CloudSorcerer hackers abuse cloud services to steal Russian govt data

Hacker within a cloud

A new advanced persistent threat (APT) group named CloudSorcerer abuses public cloud services to steal data from Russian government organizations in cyberespionage attacks.

Kaspersky security researchers discovered the cyberespionage group in May 2024. They report that CloudSorcerer uses custom malware that uses legitimate cloud services for command and control (C2) operations and data storage.

Kaspersky notes that CloudSorcerer’s modus operandi is similar to CloudWizard APT’s, but their malware is distinct, leading security researchers to believe this is a new threat actor.

CloudSorcerer malware details

While Kaspersky does not explain how the threat actors initially breach a network, they say they execute the custom Windows backdoor manually.

The malware has a process-specific behavior depending on where it has been injected, which it determines using ‘GetModuleFileNameA.’

If executed from within “mspaint.exe,” it acts as a backdoor, collecting data and executing code. However, if it is launched within “msiexec.exe,” it first initiates C2 communication to receive commands to execute.

The initial communication is a request to a GitHub repository (up at the time of writing) that contains a hexadecimal string that determines which cloud service to use for further C2 operations: Microsoft Graph, Yandex Cloud, or Dropbox.

Hex string under GitHub repo owner's profile
Hex string under GitHub repo profile
Source: BleepingComputer

For processes that don’t match any hardcoded behavior, the malware injects shellcode into the MSIexec, MSPaint, or Explorer processĀ and terminates the initial process.

The shellcode parses the Process Environment Block (PEB) to identify Windows core DLL offsets, identifies required Windows APIs using the ROR14 algorithm, and maps the CloudSorcerer code into the memory of targeted processes.

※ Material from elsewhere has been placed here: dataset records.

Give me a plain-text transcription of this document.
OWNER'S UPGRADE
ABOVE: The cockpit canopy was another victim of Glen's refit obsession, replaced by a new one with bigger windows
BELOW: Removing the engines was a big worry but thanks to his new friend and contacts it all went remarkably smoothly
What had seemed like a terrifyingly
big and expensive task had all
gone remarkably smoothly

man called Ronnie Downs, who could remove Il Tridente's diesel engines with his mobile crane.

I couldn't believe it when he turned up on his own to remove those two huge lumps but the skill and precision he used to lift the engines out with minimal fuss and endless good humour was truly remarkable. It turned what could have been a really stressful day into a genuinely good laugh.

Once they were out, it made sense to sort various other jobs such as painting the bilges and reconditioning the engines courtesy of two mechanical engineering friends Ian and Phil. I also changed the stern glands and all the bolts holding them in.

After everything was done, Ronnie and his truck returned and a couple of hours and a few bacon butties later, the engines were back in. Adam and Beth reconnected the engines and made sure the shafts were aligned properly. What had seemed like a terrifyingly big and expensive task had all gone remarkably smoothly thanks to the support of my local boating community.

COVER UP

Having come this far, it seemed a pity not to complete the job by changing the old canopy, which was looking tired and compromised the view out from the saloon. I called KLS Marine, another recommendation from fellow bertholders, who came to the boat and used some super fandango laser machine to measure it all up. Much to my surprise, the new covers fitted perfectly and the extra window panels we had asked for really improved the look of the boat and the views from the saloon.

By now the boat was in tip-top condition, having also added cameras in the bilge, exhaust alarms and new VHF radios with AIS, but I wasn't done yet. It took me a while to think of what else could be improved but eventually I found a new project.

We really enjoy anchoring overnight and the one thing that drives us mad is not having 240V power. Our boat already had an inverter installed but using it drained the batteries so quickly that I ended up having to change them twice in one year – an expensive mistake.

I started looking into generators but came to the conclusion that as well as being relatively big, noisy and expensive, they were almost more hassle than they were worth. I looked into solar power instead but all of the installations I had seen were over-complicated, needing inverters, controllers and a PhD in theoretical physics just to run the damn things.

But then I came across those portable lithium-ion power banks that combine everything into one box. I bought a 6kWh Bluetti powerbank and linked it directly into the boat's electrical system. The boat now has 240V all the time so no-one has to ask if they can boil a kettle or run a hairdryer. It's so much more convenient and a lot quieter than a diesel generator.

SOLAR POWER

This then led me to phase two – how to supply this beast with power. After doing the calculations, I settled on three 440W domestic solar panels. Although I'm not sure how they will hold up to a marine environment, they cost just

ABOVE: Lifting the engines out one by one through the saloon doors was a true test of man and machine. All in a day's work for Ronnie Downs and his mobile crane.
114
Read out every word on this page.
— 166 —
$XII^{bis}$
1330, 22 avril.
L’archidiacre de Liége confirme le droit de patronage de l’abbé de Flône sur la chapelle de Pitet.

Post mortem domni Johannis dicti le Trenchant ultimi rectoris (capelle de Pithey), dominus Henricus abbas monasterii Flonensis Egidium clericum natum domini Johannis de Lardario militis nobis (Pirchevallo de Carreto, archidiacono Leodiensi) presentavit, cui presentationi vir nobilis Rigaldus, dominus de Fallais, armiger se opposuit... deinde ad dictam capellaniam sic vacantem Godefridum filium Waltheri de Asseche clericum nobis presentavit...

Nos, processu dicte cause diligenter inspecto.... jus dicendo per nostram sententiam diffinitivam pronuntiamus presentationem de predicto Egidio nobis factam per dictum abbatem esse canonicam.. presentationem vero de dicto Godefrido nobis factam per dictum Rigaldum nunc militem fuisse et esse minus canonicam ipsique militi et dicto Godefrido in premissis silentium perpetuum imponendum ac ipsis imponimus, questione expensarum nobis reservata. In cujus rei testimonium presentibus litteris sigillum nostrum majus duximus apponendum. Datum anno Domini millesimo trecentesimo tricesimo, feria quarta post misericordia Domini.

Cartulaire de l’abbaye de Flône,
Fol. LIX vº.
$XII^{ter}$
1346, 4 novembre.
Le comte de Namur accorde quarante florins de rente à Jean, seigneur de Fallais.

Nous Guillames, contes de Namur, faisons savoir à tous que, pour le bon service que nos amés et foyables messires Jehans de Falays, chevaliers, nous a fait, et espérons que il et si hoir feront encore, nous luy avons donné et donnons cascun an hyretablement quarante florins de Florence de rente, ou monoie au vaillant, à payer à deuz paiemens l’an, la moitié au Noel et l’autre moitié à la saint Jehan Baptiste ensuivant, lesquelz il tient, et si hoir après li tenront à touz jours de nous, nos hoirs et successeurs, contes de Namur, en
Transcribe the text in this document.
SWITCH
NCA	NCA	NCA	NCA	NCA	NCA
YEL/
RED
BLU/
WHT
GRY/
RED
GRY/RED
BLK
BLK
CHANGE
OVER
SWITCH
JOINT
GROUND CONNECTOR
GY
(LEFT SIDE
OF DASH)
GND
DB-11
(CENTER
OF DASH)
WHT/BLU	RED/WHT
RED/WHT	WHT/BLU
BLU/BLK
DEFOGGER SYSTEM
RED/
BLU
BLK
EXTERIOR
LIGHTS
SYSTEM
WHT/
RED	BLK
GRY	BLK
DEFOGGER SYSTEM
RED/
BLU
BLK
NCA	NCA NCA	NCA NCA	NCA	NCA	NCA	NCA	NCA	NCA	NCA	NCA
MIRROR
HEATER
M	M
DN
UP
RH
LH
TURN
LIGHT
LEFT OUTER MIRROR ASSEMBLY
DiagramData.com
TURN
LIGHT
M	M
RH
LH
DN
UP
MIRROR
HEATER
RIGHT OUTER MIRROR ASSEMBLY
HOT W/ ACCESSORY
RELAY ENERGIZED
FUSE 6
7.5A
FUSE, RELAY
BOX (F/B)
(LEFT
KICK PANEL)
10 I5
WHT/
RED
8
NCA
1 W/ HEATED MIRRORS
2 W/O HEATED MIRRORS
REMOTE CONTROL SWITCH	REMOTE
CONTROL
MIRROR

Data exchange between modules is organized through Windows pipes for seamless inter-process communication.

The backdoor module, which performs the data theft, collects system information such as computer name, user name, Windows subversion, and system uptime.

It also supports a range of commands retrieved from the C2, including:

  • Shell command execution using the ‘ShellExecuteExW’ API
  • Copy, move, rename, or delete files
  • Receive a shellcode from the pipe and inject it into any process by allocating memory and creating a new thread in a remote process
  • Receive a PE file, create a section, and map it into the remote process
  • Create a process using COM interfaces
  • Create a process as a dedicated user
  • Create a new service or modify an existing service
  • Add new network users or remove legitimate users from the system

Overall, the CloudSorcerer backdoor is a potent tool that enables the threat actors to perform malicious actions on the infected machines.

Kaspersky characterizes the CloudSorcerer attacks as highly sophisticated due to the malware’s dynamic adaptation and covert data communication mechanisms.

Indicators of compromise (IoC) and Yara rules for detecting the CloudSorcerer malware are available at the bottom of Kaspersky’s report.